Since I prefer DIY, I hate to experiment and only purchase once with the assurity that it will fit. Again I follow torque specs
Have you looked at CL sponsor Sewell .. they give a discount but there is a shipping charge and you have to wait for delivery.
We have had similar discussion on aging machines and my point of view is clearly from purist position ... where each repair brings it back to original. I respect the other points of view and I have reached out for quick fix (even duct tape).
At the end it is your ride and your pocket book.
Salim
#7
As mentioned, OEM will fit right the first time, no guessing. Otherwise, get a caliper.. measure the length, diameter and determine the thread pitch. The only people that i'm aware of that get upset over non-oem hardware are collectable car owners looking for museum pieces.
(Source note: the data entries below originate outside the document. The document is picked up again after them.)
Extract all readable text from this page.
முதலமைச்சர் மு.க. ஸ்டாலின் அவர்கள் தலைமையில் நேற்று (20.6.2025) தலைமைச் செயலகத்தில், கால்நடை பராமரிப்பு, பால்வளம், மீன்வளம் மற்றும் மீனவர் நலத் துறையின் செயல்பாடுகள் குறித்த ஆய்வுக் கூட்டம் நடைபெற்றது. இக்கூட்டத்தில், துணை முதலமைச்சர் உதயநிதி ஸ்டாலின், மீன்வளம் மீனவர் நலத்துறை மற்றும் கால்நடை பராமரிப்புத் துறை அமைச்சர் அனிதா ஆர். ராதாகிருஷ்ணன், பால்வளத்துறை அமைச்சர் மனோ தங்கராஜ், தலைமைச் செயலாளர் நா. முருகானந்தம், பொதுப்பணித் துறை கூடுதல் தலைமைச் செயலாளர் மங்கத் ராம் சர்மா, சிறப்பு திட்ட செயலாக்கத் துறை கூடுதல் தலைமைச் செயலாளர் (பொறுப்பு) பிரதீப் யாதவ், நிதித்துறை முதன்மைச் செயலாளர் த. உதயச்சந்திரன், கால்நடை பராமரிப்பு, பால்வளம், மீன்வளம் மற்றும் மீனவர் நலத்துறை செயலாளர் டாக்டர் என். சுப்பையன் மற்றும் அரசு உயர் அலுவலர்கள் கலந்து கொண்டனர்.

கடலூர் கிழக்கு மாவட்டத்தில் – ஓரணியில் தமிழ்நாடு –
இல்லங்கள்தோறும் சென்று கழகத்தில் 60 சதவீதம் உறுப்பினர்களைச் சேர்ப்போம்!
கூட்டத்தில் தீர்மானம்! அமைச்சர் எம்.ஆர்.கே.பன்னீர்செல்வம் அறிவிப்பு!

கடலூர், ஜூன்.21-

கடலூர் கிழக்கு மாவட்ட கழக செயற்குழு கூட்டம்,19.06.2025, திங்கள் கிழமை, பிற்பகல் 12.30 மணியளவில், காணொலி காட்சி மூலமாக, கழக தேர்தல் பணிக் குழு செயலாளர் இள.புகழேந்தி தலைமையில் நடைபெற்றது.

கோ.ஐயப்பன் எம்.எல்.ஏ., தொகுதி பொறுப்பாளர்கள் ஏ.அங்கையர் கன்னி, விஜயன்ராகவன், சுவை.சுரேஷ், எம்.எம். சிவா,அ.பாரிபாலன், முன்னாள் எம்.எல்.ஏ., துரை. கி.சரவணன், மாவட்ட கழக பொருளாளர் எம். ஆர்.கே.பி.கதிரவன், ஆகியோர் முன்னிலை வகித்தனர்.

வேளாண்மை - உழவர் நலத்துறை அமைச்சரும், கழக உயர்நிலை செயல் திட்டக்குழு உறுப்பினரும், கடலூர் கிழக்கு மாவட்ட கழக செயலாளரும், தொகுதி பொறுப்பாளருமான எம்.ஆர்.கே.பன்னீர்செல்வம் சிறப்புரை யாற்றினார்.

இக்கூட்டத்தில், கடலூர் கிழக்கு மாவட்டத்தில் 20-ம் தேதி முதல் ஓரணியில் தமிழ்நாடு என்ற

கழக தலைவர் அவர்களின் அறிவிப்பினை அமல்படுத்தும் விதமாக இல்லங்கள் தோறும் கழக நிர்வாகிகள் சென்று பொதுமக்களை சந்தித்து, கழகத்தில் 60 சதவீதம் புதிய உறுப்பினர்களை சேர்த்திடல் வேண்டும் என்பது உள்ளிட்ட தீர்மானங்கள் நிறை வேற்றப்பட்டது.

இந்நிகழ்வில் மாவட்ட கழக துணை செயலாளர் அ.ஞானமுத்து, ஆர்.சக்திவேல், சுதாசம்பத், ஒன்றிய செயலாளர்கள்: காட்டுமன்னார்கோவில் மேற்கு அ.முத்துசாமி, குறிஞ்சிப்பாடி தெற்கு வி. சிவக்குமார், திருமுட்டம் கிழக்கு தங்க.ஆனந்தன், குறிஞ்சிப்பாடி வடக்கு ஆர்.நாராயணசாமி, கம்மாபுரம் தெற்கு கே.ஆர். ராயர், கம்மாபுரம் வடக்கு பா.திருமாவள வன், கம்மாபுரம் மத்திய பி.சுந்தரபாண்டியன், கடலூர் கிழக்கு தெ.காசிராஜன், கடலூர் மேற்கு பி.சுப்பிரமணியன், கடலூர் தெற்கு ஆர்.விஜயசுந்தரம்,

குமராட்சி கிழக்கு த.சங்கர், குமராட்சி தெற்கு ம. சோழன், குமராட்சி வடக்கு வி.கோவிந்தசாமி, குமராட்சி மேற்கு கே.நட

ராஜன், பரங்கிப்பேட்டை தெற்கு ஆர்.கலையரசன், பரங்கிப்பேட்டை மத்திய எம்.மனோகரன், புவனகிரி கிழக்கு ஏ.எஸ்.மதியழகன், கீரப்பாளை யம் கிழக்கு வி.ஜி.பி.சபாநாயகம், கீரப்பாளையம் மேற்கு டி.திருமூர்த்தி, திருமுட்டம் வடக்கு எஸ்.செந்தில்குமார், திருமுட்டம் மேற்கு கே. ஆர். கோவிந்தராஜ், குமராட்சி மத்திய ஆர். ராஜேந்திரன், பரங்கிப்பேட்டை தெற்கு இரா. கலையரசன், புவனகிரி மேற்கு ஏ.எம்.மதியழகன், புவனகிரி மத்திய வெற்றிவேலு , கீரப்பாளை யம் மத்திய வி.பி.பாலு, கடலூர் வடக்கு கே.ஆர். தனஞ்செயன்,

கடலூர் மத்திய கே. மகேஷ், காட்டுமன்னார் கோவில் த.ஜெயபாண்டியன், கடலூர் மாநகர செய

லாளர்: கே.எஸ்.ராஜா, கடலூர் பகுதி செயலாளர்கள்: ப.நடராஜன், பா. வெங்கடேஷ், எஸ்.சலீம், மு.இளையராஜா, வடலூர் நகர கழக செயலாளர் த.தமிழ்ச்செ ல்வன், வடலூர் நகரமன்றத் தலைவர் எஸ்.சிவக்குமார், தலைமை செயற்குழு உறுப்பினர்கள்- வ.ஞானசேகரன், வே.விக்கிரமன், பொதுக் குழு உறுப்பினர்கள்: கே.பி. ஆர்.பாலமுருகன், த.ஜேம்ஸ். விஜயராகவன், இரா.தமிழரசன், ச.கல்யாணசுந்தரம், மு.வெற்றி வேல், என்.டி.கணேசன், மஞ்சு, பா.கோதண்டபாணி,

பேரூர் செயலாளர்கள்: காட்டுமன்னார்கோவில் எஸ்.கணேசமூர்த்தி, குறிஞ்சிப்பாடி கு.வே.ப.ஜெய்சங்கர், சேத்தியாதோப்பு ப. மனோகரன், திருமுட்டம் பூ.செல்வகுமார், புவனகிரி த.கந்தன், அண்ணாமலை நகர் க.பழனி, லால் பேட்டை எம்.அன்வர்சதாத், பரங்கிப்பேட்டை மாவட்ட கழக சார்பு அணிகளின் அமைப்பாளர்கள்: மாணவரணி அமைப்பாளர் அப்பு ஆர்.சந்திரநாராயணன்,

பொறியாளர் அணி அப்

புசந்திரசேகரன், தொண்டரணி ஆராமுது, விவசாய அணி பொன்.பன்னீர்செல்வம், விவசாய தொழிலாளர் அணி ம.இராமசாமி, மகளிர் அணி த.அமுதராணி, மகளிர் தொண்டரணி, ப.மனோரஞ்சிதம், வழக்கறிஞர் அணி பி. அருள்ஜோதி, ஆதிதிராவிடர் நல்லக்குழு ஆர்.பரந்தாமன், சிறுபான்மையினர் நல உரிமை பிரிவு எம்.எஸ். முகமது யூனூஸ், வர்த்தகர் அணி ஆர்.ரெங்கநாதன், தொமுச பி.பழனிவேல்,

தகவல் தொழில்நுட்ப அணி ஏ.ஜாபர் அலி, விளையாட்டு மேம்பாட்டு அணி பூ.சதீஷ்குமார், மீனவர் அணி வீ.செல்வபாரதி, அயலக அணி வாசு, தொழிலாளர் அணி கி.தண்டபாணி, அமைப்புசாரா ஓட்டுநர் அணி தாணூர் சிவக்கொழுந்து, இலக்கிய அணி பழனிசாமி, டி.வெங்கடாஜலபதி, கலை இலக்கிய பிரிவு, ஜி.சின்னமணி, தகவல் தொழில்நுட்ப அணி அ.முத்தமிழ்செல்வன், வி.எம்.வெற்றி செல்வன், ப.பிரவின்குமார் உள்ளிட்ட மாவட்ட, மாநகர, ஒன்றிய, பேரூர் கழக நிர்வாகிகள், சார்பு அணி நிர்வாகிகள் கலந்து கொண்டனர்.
Most fasteners that are used are not fancy and are minimally metric grade 8.8 for strength. Anything thing that requires alot of load/clamping strength, look for grade 10.9 or higher.
For exhaust usage, look for stainless steel with zinc plating if possible. The factory used the standard medium carbon steel without zinc treatment, that's why it rusts like it does. If you choose to go the factory OEM fastener route or standard off the shelf fastener on exhaust, be sure to slather on some anti-seize on the threads.
If you lose oem hardware, the following sites and regional stores carry alot of oem grade at a cheaper bulk price. Fastenal, McMaster-Carr, Mr. Metric, Boltdepot.com
Salim said it best " At the end it is your ride and pocket book."
Most fasteners that are used are not fancy and are minimally metric grade 8.8 for strength. Anything thing that requires alot of load/clamping strength, look for grade 10.9 or higher.
For exhaust usage, look for stainless steel with zinc plating if possible. The factory used the standard medium carbon steel without zinc treatment, that's why it rusts like it does. If you choose to go the factory OEM fastener route or standard off the shelf fastener on exhaust, be sure to slather on some anti-seize on the threads.
If you lose oem hardware, the following sites and regional stores carry alot of oem grade at a cheaper bulk price. Fastenal, McMaster-Carr, Mr. Metric, Boltdepot.com
Salim said it best " At the end it is your ride and pocket book."